« Taïga Maya », un projet à la fois musical, visuel et littéraire
2042, sur un bout de terre torride du Detroit de Bering, un peuple sibérien rejoint par des migrants mexicains tente de survivre. C’est le cosmique projet musical, visuel et littéraire, Taïga Maya, signé du Belge Thierry Van Roy, qui emmène Melanie Gabriel, fille à Peter, dans ses voyages sidérants.
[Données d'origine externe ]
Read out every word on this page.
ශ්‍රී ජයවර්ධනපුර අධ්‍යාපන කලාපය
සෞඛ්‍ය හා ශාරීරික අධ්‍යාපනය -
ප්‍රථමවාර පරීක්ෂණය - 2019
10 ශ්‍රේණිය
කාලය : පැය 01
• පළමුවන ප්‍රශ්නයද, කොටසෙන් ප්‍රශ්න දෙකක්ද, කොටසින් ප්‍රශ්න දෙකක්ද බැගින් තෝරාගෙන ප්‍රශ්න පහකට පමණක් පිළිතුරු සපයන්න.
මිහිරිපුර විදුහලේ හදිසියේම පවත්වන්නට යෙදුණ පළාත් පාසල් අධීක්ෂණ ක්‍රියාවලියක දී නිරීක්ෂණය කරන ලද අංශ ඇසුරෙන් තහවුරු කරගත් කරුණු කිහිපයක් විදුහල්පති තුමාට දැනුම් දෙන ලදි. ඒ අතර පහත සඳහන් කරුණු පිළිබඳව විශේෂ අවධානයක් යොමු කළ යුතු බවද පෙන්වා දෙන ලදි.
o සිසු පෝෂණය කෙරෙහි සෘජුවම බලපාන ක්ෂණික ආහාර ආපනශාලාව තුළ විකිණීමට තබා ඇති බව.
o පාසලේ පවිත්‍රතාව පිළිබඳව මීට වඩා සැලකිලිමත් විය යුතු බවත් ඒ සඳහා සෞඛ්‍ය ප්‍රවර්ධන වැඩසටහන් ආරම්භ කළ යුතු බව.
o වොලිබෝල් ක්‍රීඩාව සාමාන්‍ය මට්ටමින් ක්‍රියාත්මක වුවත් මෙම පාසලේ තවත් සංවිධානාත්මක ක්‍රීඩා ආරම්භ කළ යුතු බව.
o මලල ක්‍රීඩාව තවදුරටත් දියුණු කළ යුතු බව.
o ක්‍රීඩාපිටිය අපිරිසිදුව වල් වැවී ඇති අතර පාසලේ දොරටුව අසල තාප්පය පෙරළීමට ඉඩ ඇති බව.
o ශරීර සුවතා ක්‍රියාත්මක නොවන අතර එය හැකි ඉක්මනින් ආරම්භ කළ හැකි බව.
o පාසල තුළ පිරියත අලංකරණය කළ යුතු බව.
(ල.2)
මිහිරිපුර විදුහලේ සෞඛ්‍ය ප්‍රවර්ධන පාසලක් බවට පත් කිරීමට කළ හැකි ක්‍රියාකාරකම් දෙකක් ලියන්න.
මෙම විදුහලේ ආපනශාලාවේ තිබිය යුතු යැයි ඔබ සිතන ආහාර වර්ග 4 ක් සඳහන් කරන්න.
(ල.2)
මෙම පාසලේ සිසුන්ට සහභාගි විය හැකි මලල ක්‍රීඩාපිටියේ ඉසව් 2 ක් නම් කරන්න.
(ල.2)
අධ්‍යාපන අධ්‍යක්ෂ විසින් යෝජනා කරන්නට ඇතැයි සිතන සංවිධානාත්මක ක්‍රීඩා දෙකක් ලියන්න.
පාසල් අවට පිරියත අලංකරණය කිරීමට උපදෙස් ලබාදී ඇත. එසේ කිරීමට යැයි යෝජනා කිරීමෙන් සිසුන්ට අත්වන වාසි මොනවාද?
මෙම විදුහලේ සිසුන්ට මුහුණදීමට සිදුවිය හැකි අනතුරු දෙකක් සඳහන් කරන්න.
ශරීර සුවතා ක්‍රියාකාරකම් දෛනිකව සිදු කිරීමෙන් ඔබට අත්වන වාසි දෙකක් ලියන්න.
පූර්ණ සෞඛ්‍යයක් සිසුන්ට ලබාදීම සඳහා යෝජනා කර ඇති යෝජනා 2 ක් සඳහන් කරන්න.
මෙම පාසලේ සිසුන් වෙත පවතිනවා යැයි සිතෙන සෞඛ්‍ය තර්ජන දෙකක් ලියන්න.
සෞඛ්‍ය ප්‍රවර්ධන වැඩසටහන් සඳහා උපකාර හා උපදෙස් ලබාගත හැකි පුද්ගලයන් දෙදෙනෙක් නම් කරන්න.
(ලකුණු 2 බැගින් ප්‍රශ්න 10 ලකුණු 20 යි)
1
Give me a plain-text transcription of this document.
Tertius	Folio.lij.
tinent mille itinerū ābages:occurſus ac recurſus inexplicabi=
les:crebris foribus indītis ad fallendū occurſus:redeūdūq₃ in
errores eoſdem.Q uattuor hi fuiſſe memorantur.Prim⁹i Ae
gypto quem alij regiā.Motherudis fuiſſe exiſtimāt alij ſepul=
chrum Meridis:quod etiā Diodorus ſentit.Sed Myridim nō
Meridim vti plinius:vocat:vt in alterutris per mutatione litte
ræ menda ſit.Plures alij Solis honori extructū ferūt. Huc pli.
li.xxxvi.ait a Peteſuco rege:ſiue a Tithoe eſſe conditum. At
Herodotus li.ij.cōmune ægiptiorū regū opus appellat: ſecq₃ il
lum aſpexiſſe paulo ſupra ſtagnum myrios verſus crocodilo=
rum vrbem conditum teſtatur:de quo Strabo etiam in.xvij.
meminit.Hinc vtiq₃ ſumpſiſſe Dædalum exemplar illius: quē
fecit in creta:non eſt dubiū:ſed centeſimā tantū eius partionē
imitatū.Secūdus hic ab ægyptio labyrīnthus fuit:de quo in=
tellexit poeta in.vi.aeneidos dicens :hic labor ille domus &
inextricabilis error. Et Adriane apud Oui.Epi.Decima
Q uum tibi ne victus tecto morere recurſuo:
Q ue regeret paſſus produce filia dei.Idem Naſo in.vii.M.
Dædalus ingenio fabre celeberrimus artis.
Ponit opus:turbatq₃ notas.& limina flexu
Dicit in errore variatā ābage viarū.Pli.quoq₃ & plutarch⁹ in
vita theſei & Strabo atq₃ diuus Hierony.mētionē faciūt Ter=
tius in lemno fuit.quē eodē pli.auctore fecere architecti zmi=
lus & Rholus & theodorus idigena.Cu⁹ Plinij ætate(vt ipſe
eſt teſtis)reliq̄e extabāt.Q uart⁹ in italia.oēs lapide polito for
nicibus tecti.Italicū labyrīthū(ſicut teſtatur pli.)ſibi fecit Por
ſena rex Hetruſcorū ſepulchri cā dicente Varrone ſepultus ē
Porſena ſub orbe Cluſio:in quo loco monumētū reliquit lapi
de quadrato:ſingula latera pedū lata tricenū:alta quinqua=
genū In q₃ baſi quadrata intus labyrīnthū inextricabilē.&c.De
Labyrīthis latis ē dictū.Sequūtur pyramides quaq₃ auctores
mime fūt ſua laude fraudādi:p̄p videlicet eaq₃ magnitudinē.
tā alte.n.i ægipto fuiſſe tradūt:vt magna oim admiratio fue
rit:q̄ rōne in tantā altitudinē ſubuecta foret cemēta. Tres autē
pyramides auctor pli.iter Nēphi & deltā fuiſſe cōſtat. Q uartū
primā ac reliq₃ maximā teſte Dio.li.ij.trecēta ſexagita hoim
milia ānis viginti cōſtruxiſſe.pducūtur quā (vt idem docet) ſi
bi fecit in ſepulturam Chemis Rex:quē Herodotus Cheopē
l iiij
Parfums de Sibérie, échos latinos, voix folk anglaise, cris et chuchotements, frimas mayas, fantasmes de sci-fi: voilà le soundtrack d’une saga inédite, contenue dans un coffret précieux sorti le 11 octobre chez Naïve/Pias. Le CD-DVD-livre Taïga Maya est sorti de l’imaginaire de Thierry Van Roy, grand mec de 52 ans à l’allure de serial-trappeur des Ardennes.
C’est en Gaume qu’on le rencontre: il a fui Bruxelles avec femme et fils en 2005, pour une maison pas loin des forêts râblées et des paysages à effet tisane. Nous sommes le 21 juillet 2010: dans quelques semaines sort l’opus magnum de Thierry, huit années de travail et de bourlingage auto-financé depuis les banquises de Yakoutie jusqu’aux canicules du Yucatan. A la recherche d’une sorte de pierre philosophale pop, si l’on peut ainsi baptiser cette mixture qui a parfois la pureté glacée d’un souffle de renne mais télescope le plus souvent styles et époques dans un curieux broyeur futuriste.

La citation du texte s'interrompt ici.